KPMG aponta 10 tendências para infraestrutura e transporte em 2025, com foco em descarbonização, transição energética e gestão de ativos

A KPMG acaba de divulgar o relatório “The Great Reset: Emerging Trends in Infrastructure & Transport 2025, com 10 tendências estratégicas que vão moldar o setor de infraestrutura e transporte nos próximos anos. O material foi elaborado para orientar os setores público e privado na adaptação às transformações profundas que afetam o ambiente regulatório, tecnológico, climático e econômico da infraestrutura global.

De acordo com Tatiana Gruenbaum, sócia-diretora líder do segmento de Infraestrutura da KPMG no Brasil, “vemos cada vez mais surgir uma grande demanda por uma infraestrutura nova e capaz de ter resiliência frente às constantes mudanças que o setor e o mundo sofrem. Essas habilidades serão essenciais para que a infraestrutura contribua para o avanço dos Estados nesse novo tempo”.

KPMG aponta 10 tendências para infraestrutura e transporte em 2025, com foco em descarbonização, transição energética e gestão de ativos

As 10 tendências para infraestrutura e transporte em 2025, segundo a KPMG, são:

1. Redefinição do financiamento: a grande privatização
Com a pressão por investimentos e a limitação fiscal dos Estados, o modelo de financiamento de infraestrutura está sendo reconfigurado. A participação do capital privado tende a crescer significativamente, exigindo novas formas de atrair investidores diante de uma competição intensa por recursos.

2. Redefinição da cadeia de suprimentos: em busca de normas
A infraestrutura logística tem sido um dos principais gargalos das cadeias globais, que são fragmentadas e pouco padronizadas. O desalinhamento entre os elos logísticos compromete tanto a eficiência comercial quanto os objetivos ambientais das organizações.

3. Descarbonização reconfigurada: entre ambição e ação
O relatório destaca que os executivos estão cada vez mais conscientes da necessidade de decisões sustentáveis. O desafio agora é reduzir a lacuna entre as metas de neutralidade de carbono e a implementação prática de soluções. O foco passa a incluir também impactos sociais, ecossistemas e biodiversidade.

4. Visualização reset: o valor dos gêmeos digitais
O avanço da tecnologia de dados, aliado ao uso de gêmeos digitais, computação em nuvem, conectividade 5G e novos data centers, está transformando a forma como ativos de infraestrutura são gerenciados. Essa evolução amplia o monitoramento em tempo real e a previsibilidade operacional.

5. Reset do gerenciamento de ativos: fim do ciclo tradicional de planejamento
Com ativos mais inteligentes e novas tecnologias embarcadas, cresce a necessidade de uma gestão de ativos dinâmica e contínua. A integração de novas classes de ativos torna essencial a otimização de estruturas existentes, maximizando o retorno sobre investimentos.

6. Inovação na construção: desbloquear produtividade
Empresas de engenharia e construção enfrentam pressão para reduzir custos e entregar mais com menos. O estudo aponta que o setor precisa evoluir para modelos mais eficientes, incorporando inovações tecnológicas, métodos construtivos modernos e uma gestão de risco mais integrada.

7. Resiliência reconfigurada: desafios dos ativos antigos
Mais da metade dos ativos de infraestrutura em uso hoje — como pontes, usinas, ferrovias e aeroportos — foram construídos antes dos anos 2000. Esses ativos enfrentam pressões operacionais em um cenário de eventos climáticos extremos, para os quais não foram originalmente projetados.

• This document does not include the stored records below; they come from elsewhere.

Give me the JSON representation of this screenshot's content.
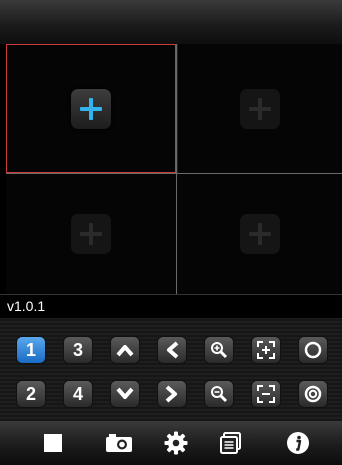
{
  "version": "v1.0.1",
  "colors": {
    "accent": "#33b2ee",
    "selection_border": "#cc3b3b",
    "selected_button": "#2f86da"
  },
  "grid": {
    "cells": [
      {
        "icon": "add-camera-icon",
        "state": "active"
      },
      {
        "icon": "add-camera-icon",
        "state": "dim"
      },
      {
        "icon": "add-camera-icon",
        "state": "dim"
      },
      {
        "icon": "add-camera-icon",
        "state": "dim"
      }
    ]
  },
  "controls": {
    "row1": [
      {
        "label": "1",
        "selected": true
      },
      {
        "label": "3"
      },
      {
        "icon": "chevron-up-icon"
      },
      {
        "icon": "chevron-left-icon"
      },
      {
        "icon": "zoom-in-icon"
      },
      {
        "icon": "focus-near-icon"
      },
      {
        "icon": "iris-open-icon"
      }
    ],
    "row2": [
      {
        "label": "2"
      },
      {
        "label": "4"
      },
      {
        "icon": "chevron-down-icon"
      },
      {
        "icon": "chevron-right-icon"
      },
      {
        "icon": "zoom-out-icon"
      },
      {
        "icon": "focus-far-icon"
      },
      {
        "icon": "iris-close-icon"
      }
    ]
  },
  "tabbar": {
    "items": [
      "stop-icon",
      "snapshot-camera-icon",
      "settings-gear-icon",
      "playback-list-icon",
      "info-icon"
    ]
  }
}
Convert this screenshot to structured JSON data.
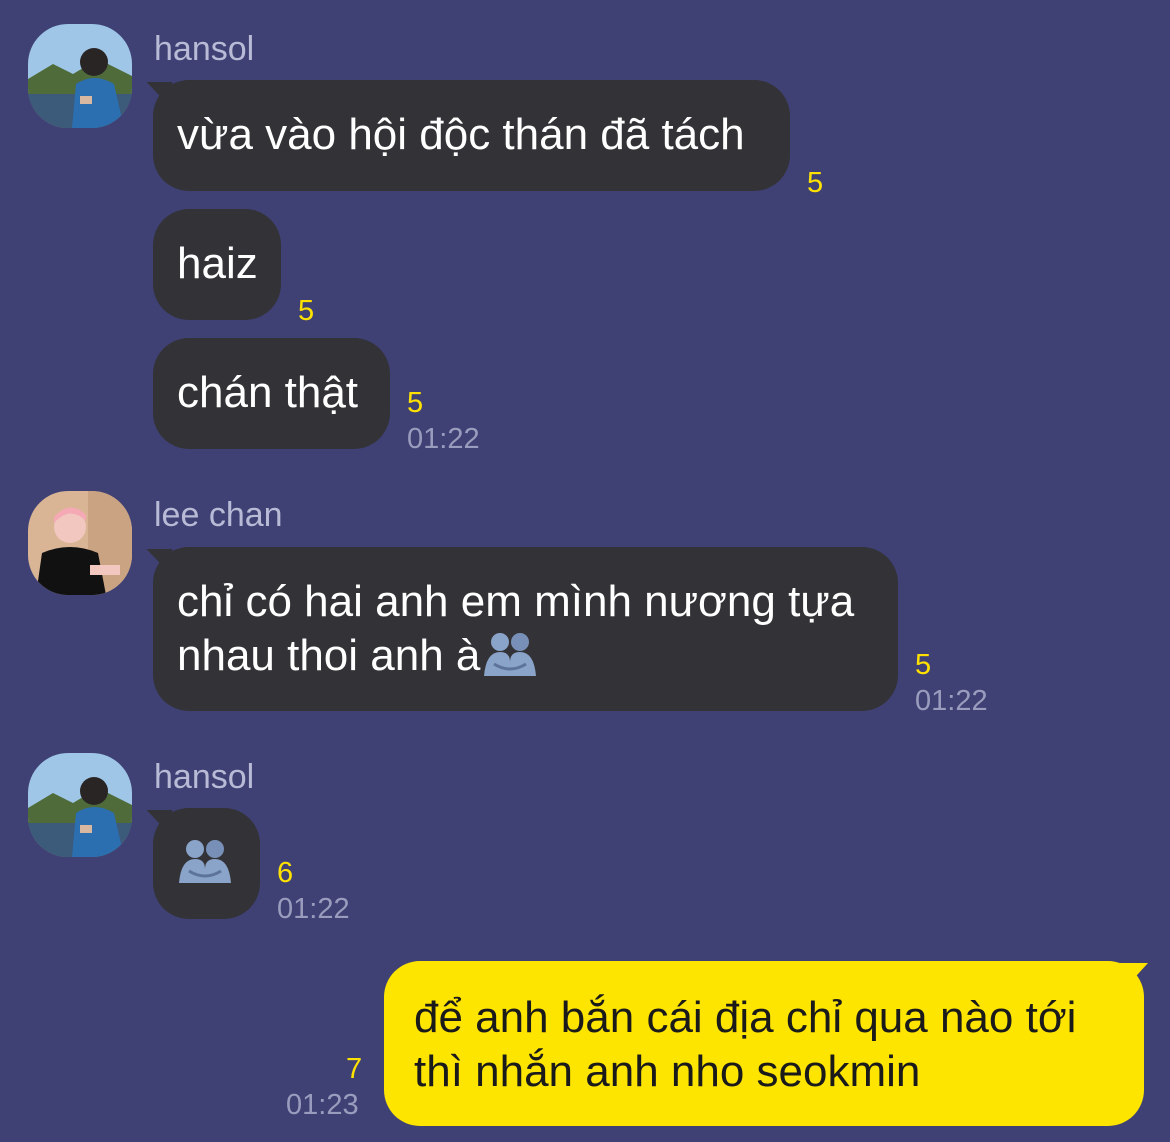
{
  "messages": [
    {
      "sender": "hansol",
      "text": "vừa vào hội độc thán đã tách",
      "unread": "5"
    },
    {
      "text": "haiz",
      "unread": "5"
    },
    {
      "text": "chán thật",
      "unread": "5",
      "time": "01:22"
    },
    {
      "sender": "lee chan",
      "line1": "chỉ có hai anh em mình nương tựa",
      "line2": "nhau thoi anh à",
      "emoji": "people-hugging-icon",
      "unread": "5",
      "time": "01:22"
    },
    {
      "sender": "hansol",
      "emoji": "people-hugging-icon",
      "unread": "6",
      "time": "01:22"
    },
    {
      "line1": "để anh bắn cái địa chỉ qua nào tới",
      "line2": "thì nhắn anh nho seokmin",
      "unread": "7",
      "time": "01:23"
    }
  ],
  "colors": {
    "background": "#3f4175",
    "bubble_other": "#333236",
    "bubble_me": "#fee500",
    "unread": "#ffe100",
    "meta": "#9a9cbd"
  }
}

8. Reconfiguração da capacidade: escassez de mão de obra qualificada
Mesmo que haja recursos financeiros, o gargalo logístico pode ocorrer na capacidade operacional. Profissionais altamente qualificados, como engenheiros e técnicos de comissionamento, estão em falta. Isso compromete prazos de entrega e eleva os custos de implementação.

9. Nova fase da transição energética: pragmatismo e colaboração
A transição energética, embora fundamental para mitigar mudanças climáticas, entra em nova fase marcada por pragmatismo. É necessário alinhar economia, viabilidade técnica e modelos colaborativos de financiamento. O setor energético, responsável por 75% das emissões globais de GEE, ocupa posição estratégica.

10. Reset no transporte marítimo: incerteza no comércio global
Após anos de crescimento acelerado e tarifas elevadas, o transporte marítimo enfrenta incertezas com guerras comerciais e novos entraves regulatórios. A tendência é de menor previsibilidade, aumento da complexidade e queda na demanda por movimentações internacionais.

As tendências apontadas pela KPMG revelam que o setor de infraestrutura e transporte está em uma encruzilhada estratégica. A demanda por infraestruturas mais resilientes, sustentáveis e digitalizadas exige não apenas novos investimentos, mas também mudanças profundas nos modelos de governança, operação e financiamento.